I was having a conversation with someone today about books that change the way you see the world.
I think everyone who is intellectually engaged with life has had the experience of reading something or listening to an audiobook or even coming away from a movie and everything feels different.
The experience of it stays with you in a deeper way, so that you don’t just remember an idea from the book, but you remember where you were, what you felt like, and can flash back to that experience.
I remember listening to the audiobook for Six Pillars of Self-Esteem by Nathaniel Brandon and having an experience like that, reading Atlas Shrugged and Crime and Punishment, I remember watching that Matrix at a kid at a friend’s house. I would have been 9 or 10 at the time, but I still remember what his living room was like while watching it.
I’ve written a few things about the four ways of knowing recently and what clicked for me today was that these life-altering books impact us on a deeper level than just learning new information, facts, or stories (propositional knowing and semantic memory). They impact us at a much deeper level and the type of memory we integrate them with is episodic memory.
Memories that we can picture and relive, like driving a car by yourself for the first time. Not all of these memories are life-changing moments, but I find that experience of seeing the world through fresh eyes leads to us retaining our experiences in this way.
I think this is one of the things I love about travel because you have places that are so linked with ideas. I remember reading Atlas Shrugged on many long-bus trips around Patagonia or listening to Louis L’Amour stories while driving between my home and Vancouver on long family road trips.

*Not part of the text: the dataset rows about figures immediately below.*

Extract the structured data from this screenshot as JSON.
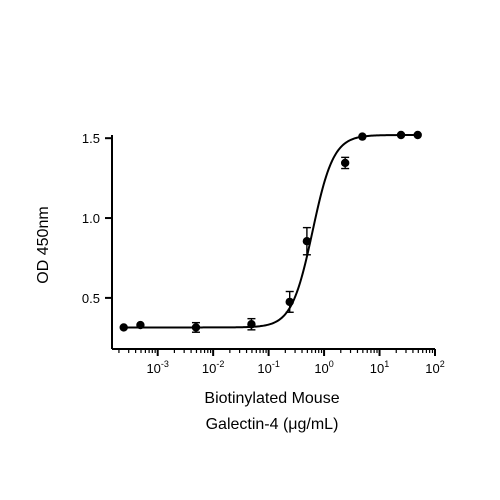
{
  "chart_data": {
    "type": "scatter",
    "x_scale": "log",
    "ylabel": "OD 450nm",
    "xlabel_lines": [
      "Biotinylated Mouse",
      "Galectin-4 (μg/mL)"
    ],
    "xlim": [
      0.00015,
      100
    ],
    "ylim": [
      0.18,
      1.52
    ],
    "x_ticks": [
      {
        "value": 0.001,
        "base": "10",
        "exp": "-3"
      },
      {
        "value": 0.01,
        "base": "10",
        "exp": "-2"
      },
      {
        "value": 0.1,
        "base": "10",
        "exp": "-1"
      },
      {
        "value": 1,
        "base": "10",
        "exp": "0"
      },
      {
        "value": 10,
        "base": "10",
        "exp": "1"
      },
      {
        "value": 100,
        "base": "10",
        "exp": "2"
      }
    ],
    "y_ticks": [
      {
        "value": 0.5,
        "label": "0.5"
      },
      {
        "value": 1.0,
        "label": "1.0"
      },
      {
        "value": 1.5,
        "label": "1.5"
      }
    ],
    "points": [
      {
        "x": 0.000244,
        "y": 0.315,
        "err": 0.0
      },
      {
        "x": 0.000488,
        "y": 0.33,
        "err": 0.0
      },
      {
        "x": 0.0049,
        "y": 0.315,
        "err": 0.03
      },
      {
        "x": 0.049,
        "y": 0.335,
        "err": 0.035
      },
      {
        "x": 0.24,
        "y": 0.475,
        "err": 0.065
      },
      {
        "x": 0.49,
        "y": 0.855,
        "err": 0.085
      },
      {
        "x": 2.4,
        "y": 1.345,
        "err": 0.035
      },
      {
        "x": 4.9,
        "y": 1.51,
        "err": 0.0
      },
      {
        "x": 24.4,
        "y": 1.52,
        "err": 0.0
      },
      {
        "x": 48.8,
        "y": 1.52,
        "err": 0.0
      }
    ],
    "fit": {
      "model": "4PL",
      "bottom": 0.315,
      "top": 1.52,
      "ec50": 0.62,
      "hill": 2.3
    },
    "grid": false,
    "legend": "none"
  }
}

The stories and ideas infuse with your experience of life and change who you are. That’s why I think speed reading and speed listening to books is completely missing the mark. Because a book is not information to be downloaded but something to be experienced over time as it interacts with your life.
So take your time with it, spend time staring out the window of a bus after an impactful quote or wandering down a beach while you listen to an audiobook.